Ce dimanche 23 février 2025, les élections allemandes ont placé le parti AfD (Alternativ für Deutschland) en deuxième place avec plus de 20 % des voix derrière une droite CDU-CSU en progrès à 28,5 %. L’extrême droite allemande réalise ainsi son plus haut score dans des élections libres depuis 1932, doublant son nombre de sièges au Bundestag, l’Assemblée fédérale allemande.
Or ce parti accepte, voire revendique l’héritage nazi, certes en le dissimulant encore, mais si peu, derrière des affiches ambigües (avec des saluts nazis à peine dissimulés, comme en Thuringe à l’été 2024) ou des jeux de mots douteux, avec le slogan de leur chef de file, Alice Weidel : « Alice für Deutschland », qui rappelle celui de la milice nazie des SA : « Alles für Deutschland » (« Tous pour l’Allemagne »).
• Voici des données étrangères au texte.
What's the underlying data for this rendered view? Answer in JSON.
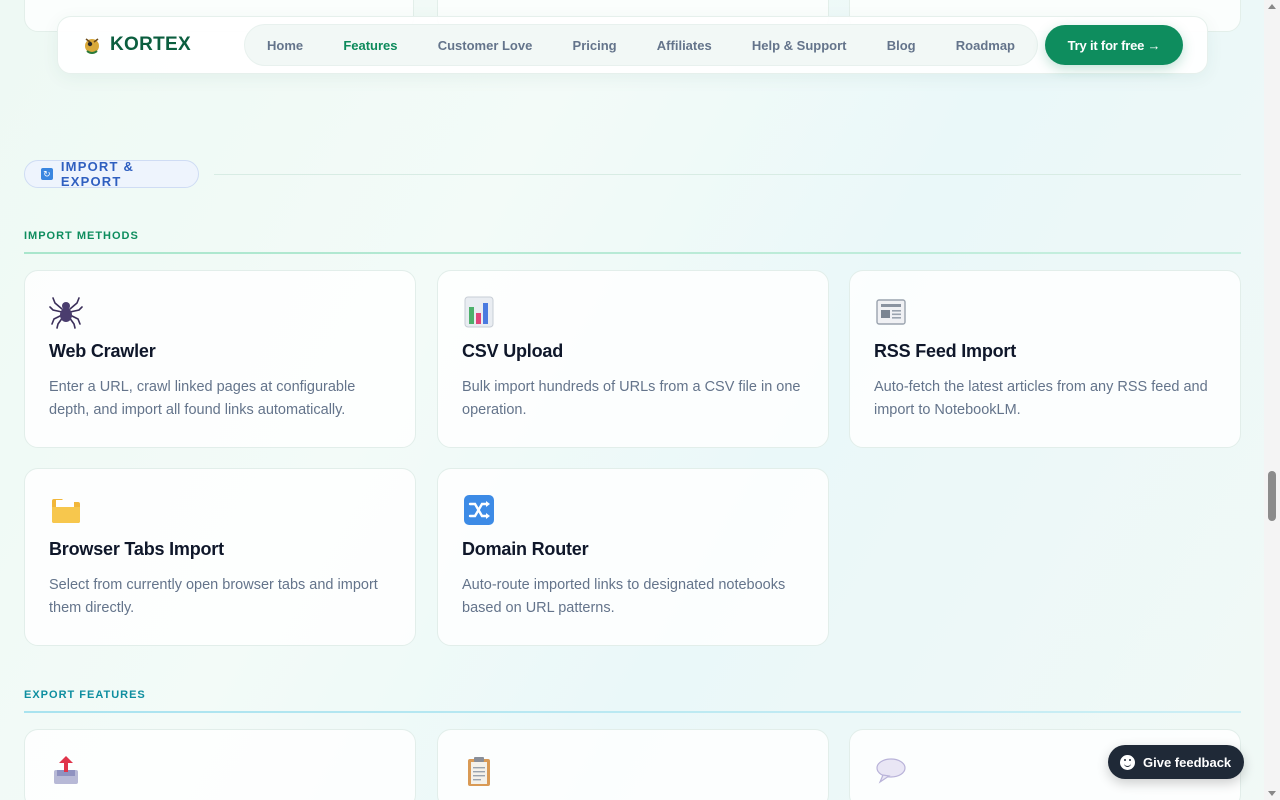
{
  "nav": {
    "brand": "KORTEX",
    "links": [
      "Home",
      "Features",
      "Customer Love",
      "Pricing",
      "Affiliates",
      "Help & Support",
      "Blog",
      "Roadmap"
    ],
    "active_link": "Features",
    "cta": "Try it for free →"
  },
  "section": {
    "badge": "IMPORT & EXPORT"
  },
  "import": {
    "heading": "IMPORT METHODS",
    "cards": [
      {
        "icon": "spider-icon",
        "title": "Web Crawler",
        "desc": "Enter a URL, crawl linked pages at configurable depth, and import all found links automatically."
      },
      {
        "icon": "bar-chart-icon",
        "title": "CSV Upload",
        "desc": "Bulk import hundreds of URLs from a CSV file in one operation."
      },
      {
        "icon": "newspaper-icon",
        "title": "RSS Feed Import",
        "desc": "Auto-fetch the latest articles from any RSS feed and import to NotebookLM."
      },
      {
        "icon": "folder-icon",
        "title": "Browser Tabs Import",
        "desc": "Select from currently open browser tabs and import them directly."
      },
      {
        "icon": "shuffle-icon",
        "title": "Domain Router",
        "desc": "Auto-route imported links to designated notebooks based on URL patterns."
      }
    ]
  },
  "export": {
    "heading": "EXPORT FEATURES",
    "cards": [
      {
        "icon": "outbox-icon"
      },
      {
        "icon": "clipboard-icon"
      },
      {
        "icon": "speech-bubble-icon"
      }
    ]
  },
  "feedback": {
    "label": "Give feedback"
  }
}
Et que dire du soutien ultramédiatisé apporté à l’AfD par Elon Musk, le conseillé néonazi de Trump aux airs de savant fou dystopique, qui propose une réécriture malhonnête de l’histoire de l’Allemagne et du nazisme ?
Si l’Allemagne est loin d’être le pays du monde où l’extrême droite obtient ses meilleurs résultats – elle est arrivée au pouvoir sous diverses formes en Argentine, aux Etats-Unis, en Italie, en Hongrie, sans parler de l’Inde de Modi… – cette poussée de l’AfD interroge, dans le pays qui a vu le nazisme arriver au pouvoir le 30 janvier 1933 avec la nomination d’Hitler comme chancelier du Reich, avec les conséquences terribles que l’on sait pour l’ensemble de l’Europe et du monde : déclanchement de la Seconde guerre mondiale, génocide des Juifs et des Tsiganes…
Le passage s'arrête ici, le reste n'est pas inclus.